[Custodial Dad]: Why does the Child welfare group keep coming to your house? Do you have a contact person at that department? Will you please inform me. I am very concerned. You have mentioned this a few times already. What is the issue? Please call or pick up the phone tonight for [Daughter] to talk to me. It is court ordered. [The Ex]
From: [Custodial Dad] [Last Name] < [Last Name]s@[email].com> To: [The Ex] <[email]@[email].com>; va[Last Name]@[The Ex's School].edu; [The Ex] <[Last Name] @[email].com>; [The Ex] <[The Ex][Last Name]@[email].com>; [The Ex]@[email].com; [Grandpa]@[email].com Sent: Fri, February 18, 2011 1:57:19 PM Subject: Re: Please allocate time for [Daughter] with Mom for February/ March easter. Re: January 2011
So sorry [Daughter] did not return your call(s) last night, but she was out with her girlfriends for a special cheer leading practice, I am sure [Daughter] told you this schedule change but perhaps (being 8) she did forget. I also informed Children and Youth as they stopped by at your behest (again.) Thank you so much. [Custodial Dad]
On Fri, Feb 18, 2011 at 6:49 AM, [The Ex] <[email]@[email].com> wrote:
NO calls for [Daughter]. I reach your voicemail when I call. No call last night- no text- nothing.
I am very concerned with this lack of contact for my daughter. How do you explain to [Daughter] why she has no time with her Mom? Please detail - with facts- the reasons for keeping her away from her Mom. How do your think she feels? What will the court say about your actons?
Please allocate days for her to be with me and I will fly her down. I will pay for all expenses. Easter is a good time to make up for your refusal to allow [Daughter] time for Christmas.
At the very least of my interests is your email below: If it were true, you could have written: "Here IS some of her current school work." But, neither your grammar nor your statement is correct.
From: [Last Name]s < [Last Name]s@[email].com> To: [The Ex] <[email]@[email].com>; [The Ex] <[Last Name] @[email].com>; [The Ex] <va[Last Name]@[The Ex's School].edu>; [The Ex] <[The Ex]@[email].com>; [The Ex] <[The Ex][Last Name]@[email].com> Sent: Sat, February 5, 2011 10:53:29 AM Subject: Re: January 2011
Some attachments did not connect. Here is the actual report card.
On Sat, Feb 5, 2011 at 10:49 AM, [Last Name]s < [Last Name]s@[email].com> wrote: Attached is [Daughter]'s current report card. You may request a parent/teacher conference via telephone through her teacher. You said that [Daughter] did not send you work or there was some other issue with getting it. Here are some of her current school work. You can also request to have the school send you reports, work and other notices directly. She does make you artwork and will continue to send that to you directly, as she requested to continue to do so. She has her first cheer competition Sunday. She's very excited. Cheer Pictures are coming up... contact Bender Photography if you want pictures. Her school pictures are next month... you can purchase pictures through the school as well.
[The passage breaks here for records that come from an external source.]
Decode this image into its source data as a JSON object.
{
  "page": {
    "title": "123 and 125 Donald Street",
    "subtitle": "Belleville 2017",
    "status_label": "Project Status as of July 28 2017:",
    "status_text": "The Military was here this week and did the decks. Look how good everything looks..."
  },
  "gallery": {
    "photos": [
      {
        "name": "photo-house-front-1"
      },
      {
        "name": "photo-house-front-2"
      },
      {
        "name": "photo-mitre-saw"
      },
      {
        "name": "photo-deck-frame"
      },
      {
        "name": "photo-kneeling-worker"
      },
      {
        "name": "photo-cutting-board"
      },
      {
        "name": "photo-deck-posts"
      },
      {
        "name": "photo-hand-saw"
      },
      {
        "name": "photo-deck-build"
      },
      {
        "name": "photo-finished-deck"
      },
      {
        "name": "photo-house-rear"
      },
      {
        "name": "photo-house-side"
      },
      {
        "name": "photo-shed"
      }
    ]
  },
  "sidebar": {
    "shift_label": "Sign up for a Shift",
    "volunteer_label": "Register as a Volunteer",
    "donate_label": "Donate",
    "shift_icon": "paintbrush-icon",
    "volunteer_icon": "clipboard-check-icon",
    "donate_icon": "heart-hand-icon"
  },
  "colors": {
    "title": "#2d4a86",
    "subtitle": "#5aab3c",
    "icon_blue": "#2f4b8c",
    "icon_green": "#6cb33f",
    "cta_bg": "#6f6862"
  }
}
I am hoping my brevity will alleviate any perceived feelings of animosity or "harassment." [Custodial Dad]
On Wed, Feb 2, 2011 at 8:26 PM, [Last Name]s < [Last Name]s@[email].com> wrote: Yes, we get it. We all, including [Daughter], know you are upset and willing to do anything including lie, cheat and scheme to get her back. Whether it is your mental illness or just a stubborn refusal to accept reality, the fact that she is happy and healthy here. Children and Youth, her therapist, her Principal, her teachers and guidance counselors, [sibling]'s father and even the police have all mentioned/documented to you that [Daughter] has adjusted perfectly well to her family. She now has a better life, stability and reliability, home cooked meals, electricity, a family and a home without substance abuse, constant babysitters and a roundabout of people coming in and out of her life. (Those are solely my observations of what you yourself, [Daughter] and others have described your life as.)
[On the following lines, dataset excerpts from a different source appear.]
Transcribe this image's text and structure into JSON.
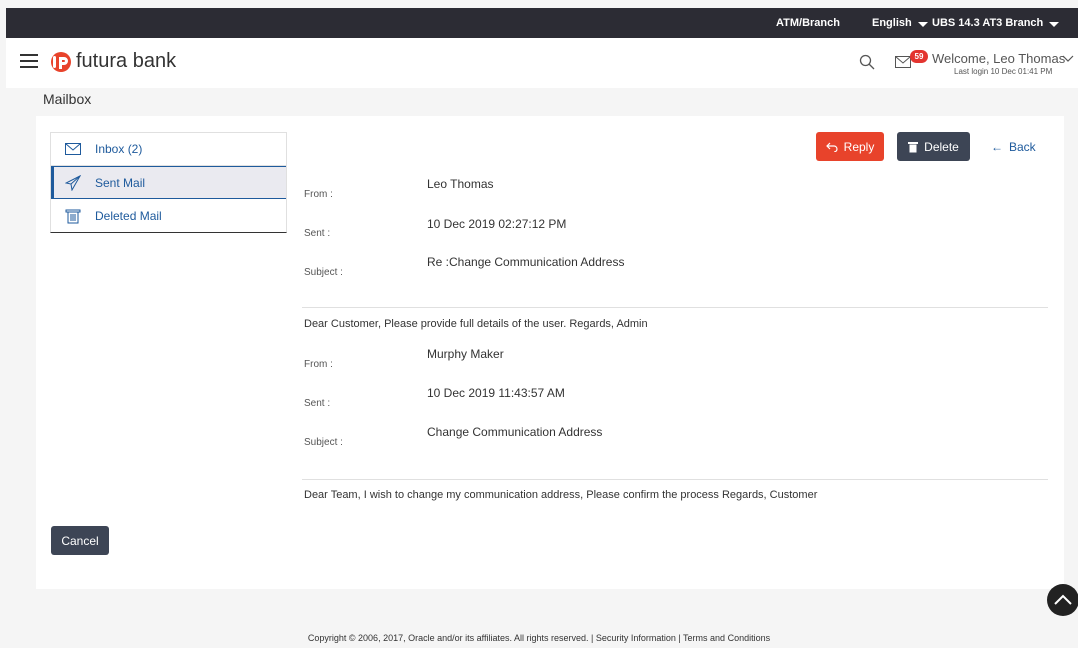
{
  "topbar": {
    "atm_branch": "ATM/Branch",
    "language": "English",
    "branch": "UBS 14.3 AT3 Branch"
  },
  "header": {
    "logo_text": "futura bank",
    "notification_count": "59",
    "welcome": "Welcome, Leo Thomas",
    "last_login": "Last login 10 Dec 01:41 PM"
  },
  "page": {
    "title": "Mailbox"
  },
  "sidebar": {
    "items": [
      {
        "label": "Inbox (2)",
        "icon": "envelope-icon"
      },
      {
        "label": "Sent Mail",
        "icon": "paper-plane-icon"
      },
      {
        "label": "Deleted Mail",
        "icon": "trash-icon"
      }
    ]
  },
  "actions": {
    "reply": "Reply",
    "delete": "Delete",
    "back": "Back",
    "cancel": "Cancel"
  },
  "labels": {
    "from": "From :",
    "sent": "Sent :",
    "subject": "Subject :"
  },
  "messages": [
    {
      "from": "Leo Thomas",
      "sent": "10 Dec 2019 02:27:12 PM",
      "subject": "Re :Change Communication Address",
      "body": "Dear Customer, Please provide full details of the user. Regards, Admin"
    },
    {
      "from": "Murphy Maker",
      "sent": "10 Dec 2019 11:43:57 AM",
      "subject": "Change Communication Address",
      "body": "Dear Team, I wish to change my communication address, Please confirm the process Regards, Customer"
    }
  ],
  "footer": {
    "text": "Copyright © 2006, 2017, Oracle and/or its affiliates. All rights reserved. | Security Information | Terms and Conditions"
  },
  "colors": {
    "accent": "#e8432b",
    "dark": "#3d4555",
    "link": "#1e5a9c"
  }
}
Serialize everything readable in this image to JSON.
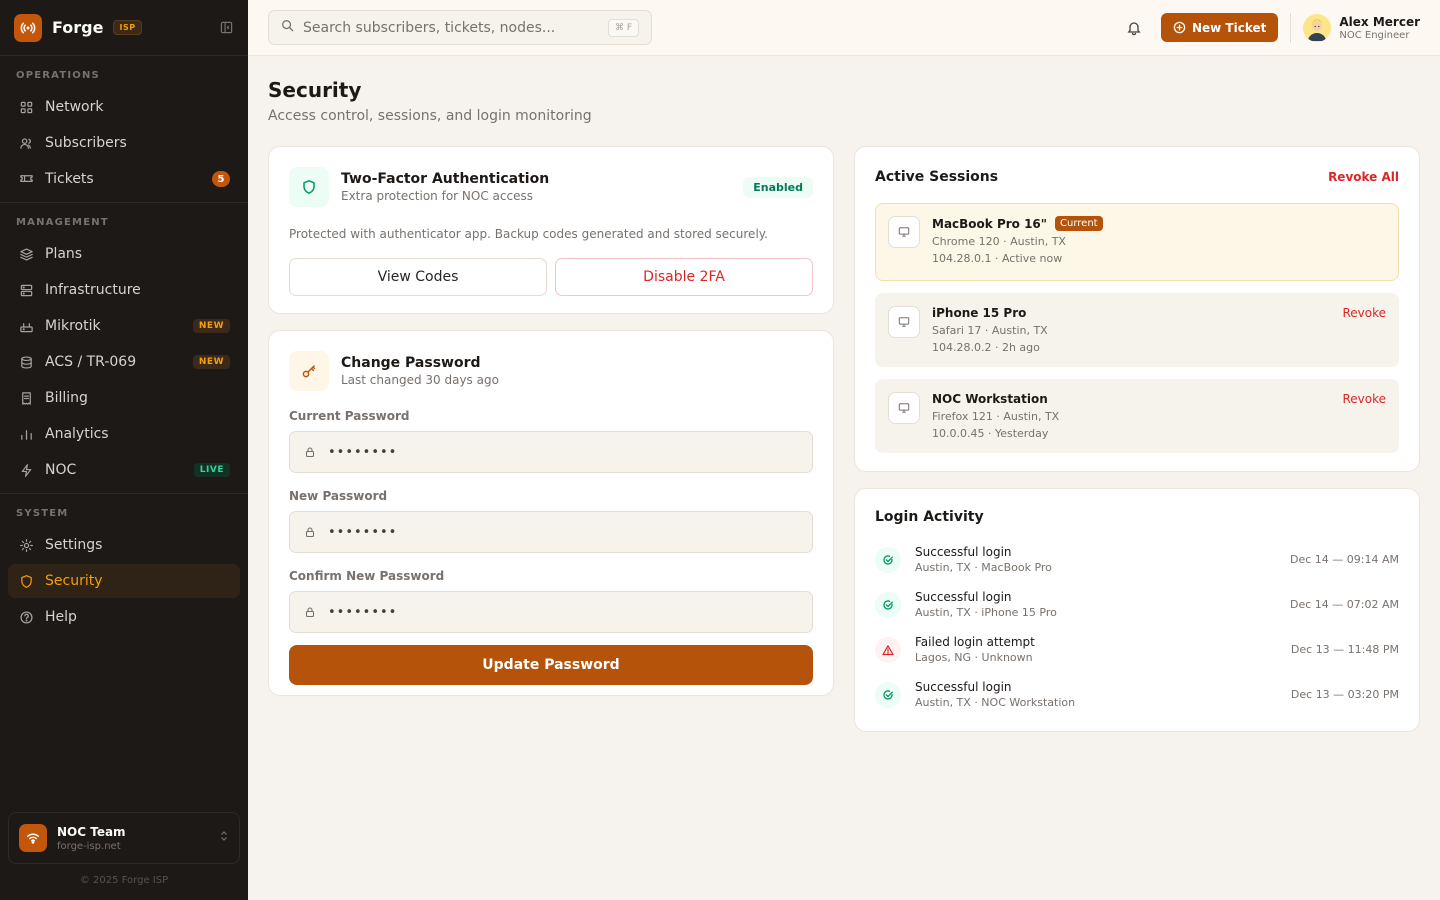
{
  "brand": {
    "name": "Forge",
    "tag": "ISP"
  },
  "sidebar": {
    "sections": [
      {
        "title": "OPERATIONS",
        "items": [
          {
            "label": "Network",
            "icon": "grid-icon"
          },
          {
            "label": "Subscribers",
            "icon": "users-icon"
          },
          {
            "label": "Tickets",
            "icon": "ticket-icon",
            "badge": "5"
          }
        ]
      },
      {
        "title": "MANAGEMENT",
        "items": [
          {
            "label": "Plans",
            "icon": "layers-icon"
          },
          {
            "label": "Infrastructure",
            "icon": "server-icon"
          },
          {
            "label": "Mikrotik",
            "icon": "router-icon",
            "badge": "NEW"
          },
          {
            "label": "ACS / TR-069",
            "icon": "database-icon",
            "badge": "NEW"
          },
          {
            "label": "Billing",
            "icon": "receipt-icon"
          },
          {
            "label": "Analytics",
            "icon": "bar-chart-icon"
          },
          {
            "label": "NOC",
            "icon": "bolt-icon",
            "badge": "LIVE"
          }
        ]
      },
      {
        "title": "SYSTEM",
        "items": [
          {
            "label": "Settings",
            "icon": "gear-icon"
          },
          {
            "label": "Security",
            "icon": "shield-icon",
            "active": true
          },
          {
            "label": "Help",
            "icon": "help-icon"
          }
        ]
      }
    ],
    "team": {
      "name": "NOC Team",
      "domain": "forge-isp.net"
    },
    "copyright": "© 2025 Forge ISP"
  },
  "topbar": {
    "search_placeholder": "Search subscribers, tickets, nodes...",
    "search_shortcut": "⌘ F",
    "new_ticket_label": "New Ticket",
    "user": {
      "name": "Alex Mercer",
      "role": "NOC Engineer"
    }
  },
  "page": {
    "title": "Security",
    "subtitle": "Access control, sessions, and login monitoring"
  },
  "twofa": {
    "title": "Two-Factor Authentication",
    "subtitle": "Extra protection for NOC access",
    "status": "Enabled",
    "description": "Protected with authenticator app. Backup codes generated and stored securely.",
    "view_codes_label": "View Codes",
    "disable_label": "Disable 2FA"
  },
  "password": {
    "title": "Change Password",
    "subtitle": "Last changed 30 days ago",
    "current_label": "Current Password",
    "current_value": "••••••••",
    "new_label": "New Password",
    "new_value": "••••••••",
    "confirm_label": "Confirm New Password",
    "confirm_value": "••••••••",
    "submit_label": "Update Password"
  },
  "sessions": {
    "title": "Active Sessions",
    "revoke_all_label": "Revoke All",
    "current_badge": "Current",
    "revoke_label": "Revoke",
    "items": [
      {
        "device": "MacBook Pro 16\"",
        "browser": "Chrome 120 · Austin, TX",
        "meta": "104.28.0.1 · Active now",
        "current": true
      },
      {
        "device": "iPhone 15 Pro",
        "browser": "Safari 17 · Austin, TX",
        "meta": "104.28.0.2 · 2h ago",
        "current": false
      },
      {
        "device": "NOC Workstation",
        "browser": "Firefox 121 · Austin, TX",
        "meta": "10.0.0.45 · Yesterday",
        "current": false
      }
    ]
  },
  "login_activity": {
    "title": "Login Activity",
    "items": [
      {
        "event": "Successful login",
        "meta": "Austin, TX · MacBook Pro",
        "time": "Dec 14 — 09:14 AM",
        "status": "ok"
      },
      {
        "event": "Successful login",
        "meta": "Austin, TX · iPhone 15 Pro",
        "time": "Dec 14 — 07:02 AM",
        "status": "ok"
      },
      {
        "event": "Failed login attempt",
        "meta": "Lagos, NG · Unknown",
        "time": "Dec 13 — 11:48 PM",
        "status": "fail"
      },
      {
        "event": "Successful login",
        "meta": "Austin, TX · NOC Workstation",
        "time": "Dec 13 — 03:20 PM",
        "status": "ok"
      }
    ]
  },
  "colors": {
    "accent": "#b45309",
    "sidebar_bg": "#1c1917",
    "success": "#059669",
    "danger": "#dc2626"
  }
}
As you know, [Daughter] has been in therapy since the week she moved back home. And if you actually listened to what [Daughter] is saying to you, you would realize that she does indeed tell her therapist or her family or her friends "all that is in her heart" and you are making her uncomfortable by consistently referring to the notion that she is somehow making the "best" of her life or that she is withholding her feelings in some manner from anyone, except of course you. [Daughter] DOES miss you however she also knows that your behavior is inappropriate and unacceptable thus preventing her from seeing you until we are best able to work out a healthy relationship between the two of you. Again, her therapist has instructed her to end the conversation when you make her uncomfortable and tonight was clearly one of those nights. Its sad that you can not control your language while conversing with my daughter.